Third, history offers a roadmap. The Janata Party in 1977 and the United Progressive Alliance (UPA) in 2004 proved that disparate forces can unite under a secular banner when the BJP is weakened. The INDIA alliance’s mistake, say its defenders, wasn’t its ideology but its execution—poor seat-sharing, weak messaging, and an inability to counter the BJP’s polarization tactics. With better strategy, a secular coalition could still emerge as a viable alternative.
THE ARGUMENT AGAINST The skeptics argue that the idea of a secular alternative is a mirage, sustained more by nostalgia than reality. First, the Congress—the traditional flagbearer of secularism—has lost its moral authority. Its history of "soft Hindutva" (from Rajiv Gandhi’s Shah Bano reversal to the Ram Mandir unlocking in 1986) and its recent embrace of temple visits and religious symbolism have blurred its secular credentials. As BJP leader Amit Shah often asks, "If the Congress is secular, why does it need to prove it by wearing a skullcap or visiting temples?" The party’s inability to articulate a clear secular vision—beyond "BJP is communal"—has left it vulnerable to charges of hypocrisy.

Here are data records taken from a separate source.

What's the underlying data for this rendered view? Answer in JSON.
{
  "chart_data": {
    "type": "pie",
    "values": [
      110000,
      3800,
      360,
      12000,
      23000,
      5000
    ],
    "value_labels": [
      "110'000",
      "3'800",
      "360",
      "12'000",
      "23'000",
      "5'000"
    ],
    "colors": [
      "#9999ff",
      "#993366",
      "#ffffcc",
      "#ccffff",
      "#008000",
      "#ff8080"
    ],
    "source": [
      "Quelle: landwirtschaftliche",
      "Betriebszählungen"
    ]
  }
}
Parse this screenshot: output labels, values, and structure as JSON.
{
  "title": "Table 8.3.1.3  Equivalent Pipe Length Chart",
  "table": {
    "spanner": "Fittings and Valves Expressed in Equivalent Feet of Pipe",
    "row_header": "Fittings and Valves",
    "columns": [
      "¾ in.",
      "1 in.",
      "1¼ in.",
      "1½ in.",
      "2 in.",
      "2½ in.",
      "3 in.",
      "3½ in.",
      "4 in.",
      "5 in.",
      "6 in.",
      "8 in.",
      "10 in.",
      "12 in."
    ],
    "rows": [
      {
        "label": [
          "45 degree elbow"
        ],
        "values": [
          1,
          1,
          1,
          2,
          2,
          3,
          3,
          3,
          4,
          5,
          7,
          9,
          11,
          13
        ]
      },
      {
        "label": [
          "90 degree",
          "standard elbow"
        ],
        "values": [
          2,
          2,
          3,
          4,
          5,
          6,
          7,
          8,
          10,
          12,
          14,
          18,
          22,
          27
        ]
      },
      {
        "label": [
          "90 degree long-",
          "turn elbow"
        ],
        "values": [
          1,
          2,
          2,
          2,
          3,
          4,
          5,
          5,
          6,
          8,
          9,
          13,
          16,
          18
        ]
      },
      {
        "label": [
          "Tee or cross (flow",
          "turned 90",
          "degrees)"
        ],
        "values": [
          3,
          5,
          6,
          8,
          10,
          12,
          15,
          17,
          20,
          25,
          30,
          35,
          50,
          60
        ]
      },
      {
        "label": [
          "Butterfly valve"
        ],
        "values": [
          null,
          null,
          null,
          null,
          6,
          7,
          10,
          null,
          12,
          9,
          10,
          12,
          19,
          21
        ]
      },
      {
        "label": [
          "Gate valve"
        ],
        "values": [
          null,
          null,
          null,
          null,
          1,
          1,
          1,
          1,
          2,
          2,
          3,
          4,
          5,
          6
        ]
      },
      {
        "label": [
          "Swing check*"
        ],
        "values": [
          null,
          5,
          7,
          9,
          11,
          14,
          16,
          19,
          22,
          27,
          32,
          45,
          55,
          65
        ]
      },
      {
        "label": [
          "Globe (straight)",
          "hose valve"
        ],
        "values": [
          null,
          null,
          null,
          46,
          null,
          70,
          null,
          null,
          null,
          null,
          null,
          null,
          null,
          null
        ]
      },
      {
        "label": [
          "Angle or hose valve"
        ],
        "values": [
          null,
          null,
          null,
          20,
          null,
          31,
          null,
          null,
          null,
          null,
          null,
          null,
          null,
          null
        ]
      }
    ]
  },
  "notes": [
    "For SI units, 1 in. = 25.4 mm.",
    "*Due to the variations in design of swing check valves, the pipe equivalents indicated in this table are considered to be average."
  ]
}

Second, the opposition’s fragmentation is fatal. The INDIA alliance was a marriage of convenience, not conviction. Parties like the Trinamool Congress, AAP, and the DMK have their own agendas—often at odds with the Congress’s central leadership. The Samajwadi Party and the Rashtriya Janata Dal, while secular in rhetoric, rely on caste-based mobilization that alienates upper-caste and urban voters. As journalist Shekhar Gupta puts it, "The opposition isn’t united by ideology but by fear of the BJP. That’s not a sustainable coalition."
Third, the BJP has successfully redefined the terms of the debate. Secularism, once a consensus value, is now framed as "pseudo-secularism"—a tool of appeasement. The CAA, for instance, is sold as a humanitarian gesture for persecuted minorities, not a communal law. The opposition’s failure to counter this narrative—by offering a positive, inclusive vision of secularism—has ceded the moral high ground. Until it can reclaim the language of secularism from the BJP’s distortions, the alternative will remain unconvincing.
THE HIDDEN DIMENSION The real obstacle to a secular alternative isn’t ideology but economics. The BJP’s rise coincided with India’s shift from a state-led economy to a market-driven one. The Congress’s secularism was built on Nehruvian socialism—a model that promised welfare but delivered inefficiency. The BJP, by contrast, has fused economic liberalization with cultural nationalism, offering both growth and identity. The opposition’s secularism feels like a relic because it hasn’t updated its economic vision. The INDIA alliance’s manifesto, for instance, was heavy on social justice but light on job creation or industrial policy. Until the secular parties can articulate a post-liberalization economic model—one that balances growth with equity—they’ll struggle to attract the aspirational middle class, which now sees the BJP as the party of progress.
WHERE INDIANS STAND A 2023 Pew Research survey found that 60% of Indians believe religion is "very important" in their lives, but only 37% support the idea of a religious state. This suggests that while Indians value faith, they don’t necessarily want a theocracy. However, a 2024 Lokniti-CSDS post-poll survey revealed that the BJP’s vote share among Hindus increased from 36% in 2019 to 38% in 2024, while the Congress’s Hindu vote share stagnated at 22%. The data implies that the BJP’s cultural nationalism is resonating more than the opposition’s secularism, but the margins are narrow enough to suggest that a credible alternative could still sway voters.
YOUR VIEW If secularism is no longer a unifying idea, what should replace it as the opposition’s core principle—without abandoning the Constitution’s values?